A nice Slate article about Omni Magazine, which captures the zeitgeist of the magazine in the late 1970s and early 1980s very nicely:
Is a robot shoveling your snow? I once knew the answer to this question. For anyone who was raised in the '70s and never had a date in the '80s or who thought the 2000s would look like a cross between a Yes album cover and Journey concert T-shirt, Omni magazine was essential reading—one with a ready answer to all your robot and rocket questions. And to a 10-year old getting a subscription for Christmas in 1979, Omni was The Future.
The essay ends by wondering why the magazine failed in the 1990s. To me, the simple answer is that the future stopped being a place where the choices looked shiny and infinitely good, and started looking like a place where we wouldn't be able to just grow or innovate out of our problems. And those problems wouldn't even be interesting ones, like having to resist enslavement by alien robot viruses: they'd be ones like, how do we keep from drowning in our own car exhaust?
I often have this sense when I visit Disney's Tomorrowland. Yes, it's a cartoon vision of the future-- this is Disneyland, after all-- but it's also a brilliantly optimistic one.

via flickr
It's a future in which robots would be friendly, technology would be at once revolutionary and yet accessible, and the possibilities were unlimited-- the kind of future in which we would have to decide whether to start colonies on Mars or under the sea first.

via flickr
Tomorrowland opened in the late 1950s, and I have a very hard time imagining creating something like this today: I think it would never be credible in the ways it was in the opening years of the Space Age.
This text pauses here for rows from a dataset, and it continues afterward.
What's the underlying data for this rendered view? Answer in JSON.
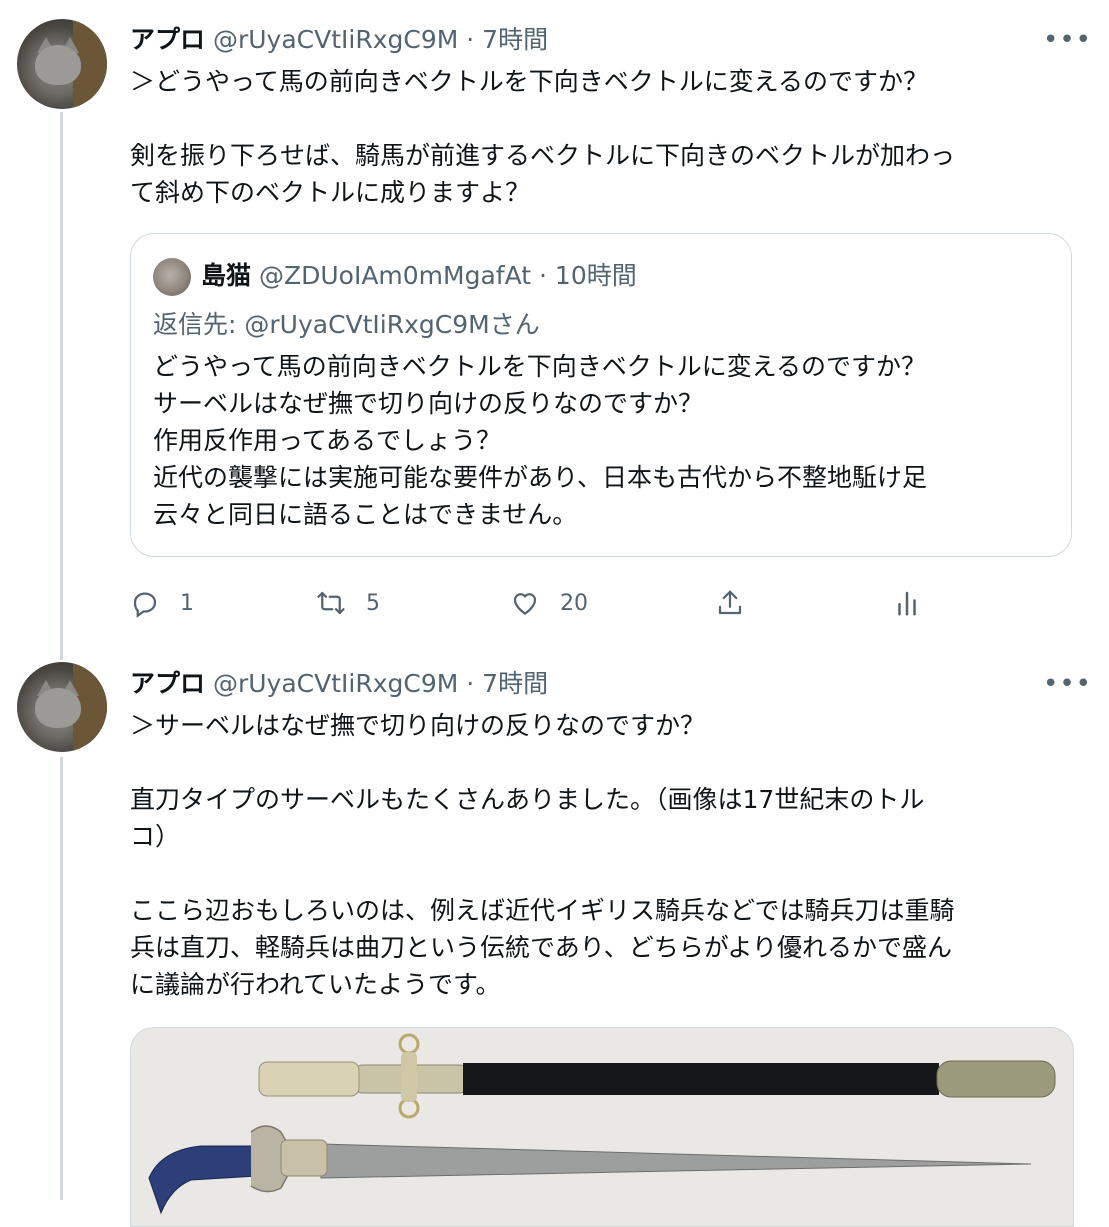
{
  "tweets": [
    {
      "author_name": "アプロ",
      "author_handle": "@rUyaCVtIiRxgC9M",
      "time": "· 7時間",
      "lines": [
        "＞どうやって馬の前向きベクトルを下向きベクトルに変えるのですか？",
        "",
        "剣を振り下ろせば、騎馬が前進するベクトルに下向きのベクトルが加わっ",
        "て斜め下のベクトルに成りますよ？"
      ],
      "quote": {
        "author_name": "島猫",
        "author_handle": "@ZDUoIAm0mMgafAt",
        "time": "· 10時間",
        "reply_prefix": "返信先: ",
        "reply_to": "@rUyaCVtIiRxgC9Mさん",
        "lines": [
          "どうやって馬の前向きベクトルを下向きベクトルに変えるのですか？",
          "サーベルはなぜ撫で切り向けの反りなのですか？",
          "作用反作用ってあるでしょう？",
          "近代の襲撃には実施可能な要件があり、日本も古代から不整地駈け足",
          "云々と同日に語ることはできません。"
        ]
      },
      "actions": {
        "replies": "1",
        "retweets": "5",
        "likes": "20"
      }
    },
    {
      "author_name": "アプロ",
      "author_handle": "@rUyaCVtIiRxgC9M",
      "time": "· 7時間",
      "lines": [
        "＞サーベルはなぜ撫で切り向けの反りなのですか？",
        "",
        "直刀タイプのサーベルもたくさんありました。（画像は17世紀末のトル",
        "コ）",
        "",
        "ここら辺おもしろいのは、例えば近代イギリス騎兵などでは騎兵刀は重騎",
        "兵は直刀、軽騎兵は曲刀という伝統であり、どちらがより優れるかで盛ん",
        "に議論が行われていたようです。"
      ]
    }
  ],
  "icons": {
    "more": "more-icon",
    "reply": "reply-icon",
    "retweet": "retweet-icon",
    "like": "like-icon",
    "share": "share-icon",
    "analytics": "analytics-icon"
  },
  "colors": {
    "text": "#0f1419",
    "secondary": "#536471",
    "border": "#cfd9de"
  }
}
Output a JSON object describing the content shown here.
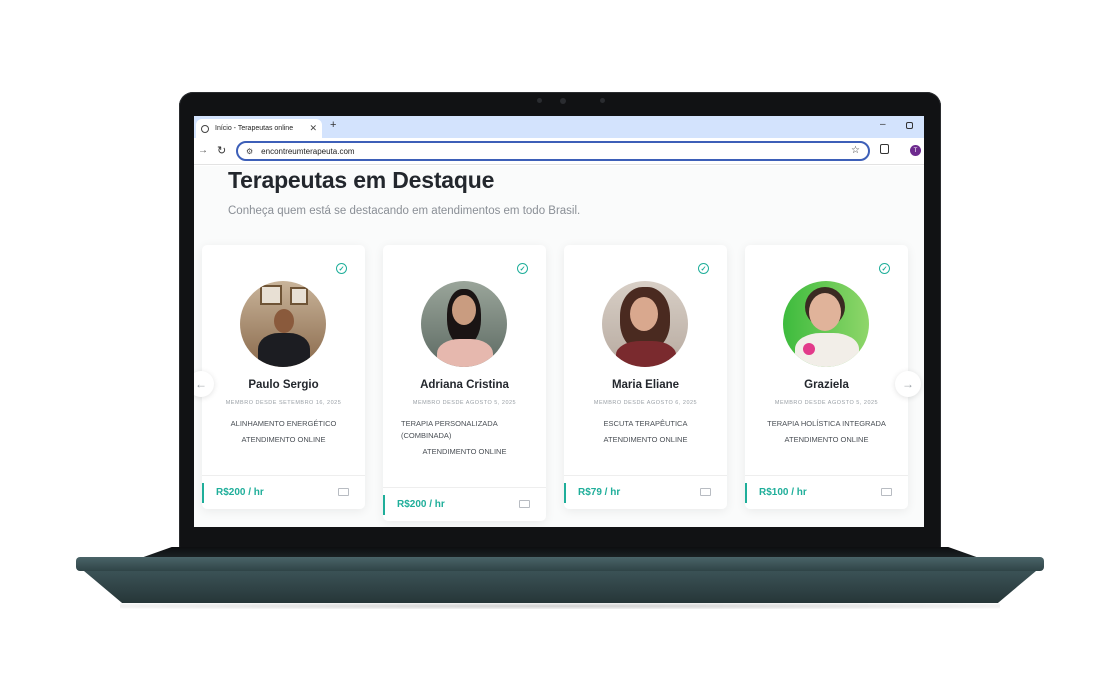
{
  "browser": {
    "tab_title": "Início - Terapeutas online",
    "url": "encontreumterapeuta.com",
    "profile_initial": "T"
  },
  "page": {
    "title": "Terapeutas em Destaque",
    "subtitle": "Conheça quem está se destacando em atendimentos em todo Brasil."
  },
  "therapists": [
    {
      "name": "Paulo Sergio",
      "member_since": "MEMBRO DESDE SETEMBRO 16, 2025",
      "specialty": "ALINHAMENTO ENERGÉTICO",
      "mode": "ATENDIMENTO ONLINE",
      "price": "R$200 / hr"
    },
    {
      "name": "Adriana Cristina",
      "member_since": "MEMBRO DESDE AGOSTO 5, 2025",
      "specialty": "TERAPIA PERSONALIZADA (COMBINADA)",
      "mode": "ATENDIMENTO ONLINE",
      "price": "R$200 / hr"
    },
    {
      "name": "Maria Eliane",
      "member_since": "MEMBRO DESDE AGOSTO 6, 2025",
      "specialty": "ESCUTA TERAPÊUTICA",
      "mode": "ATENDIMENTO ONLINE",
      "price": "R$79 / hr"
    },
    {
      "name": "Graziela",
      "member_since": "MEMBRO DESDE AGOSTO 5, 2025",
      "specialty": "TERAPIA HOLÍSTICA INTEGRADA",
      "mode": "ATENDIMENTO ONLINE",
      "price": "R$100 / hr"
    }
  ],
  "colors": {
    "accent": "#1fae9a",
    "heading": "#23272d",
    "chrome_tabbar": "#d3e3fd"
  },
  "icons": {
    "verified": "check-circle-icon",
    "chat": "message-icon",
    "prev": "arrow-left-icon",
    "next": "arrow-right-icon"
  }
}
Our vision of the future starts in a more problematic place, and only a few futurists believe that science will deliver miraculous-looking solutions to today's problems-- for example, that a few more turns of Moore's Law will create artificial intelligences that can figure out how to deal with global warming.

via flickr
Which is a shame. I loved Omni when I was a kid, and I would have liked to live in an underwater city. But I also think that we now know enough about how humans really think about the future, and about the future itself, to design ways to deal with the mundane yet massive problems we face.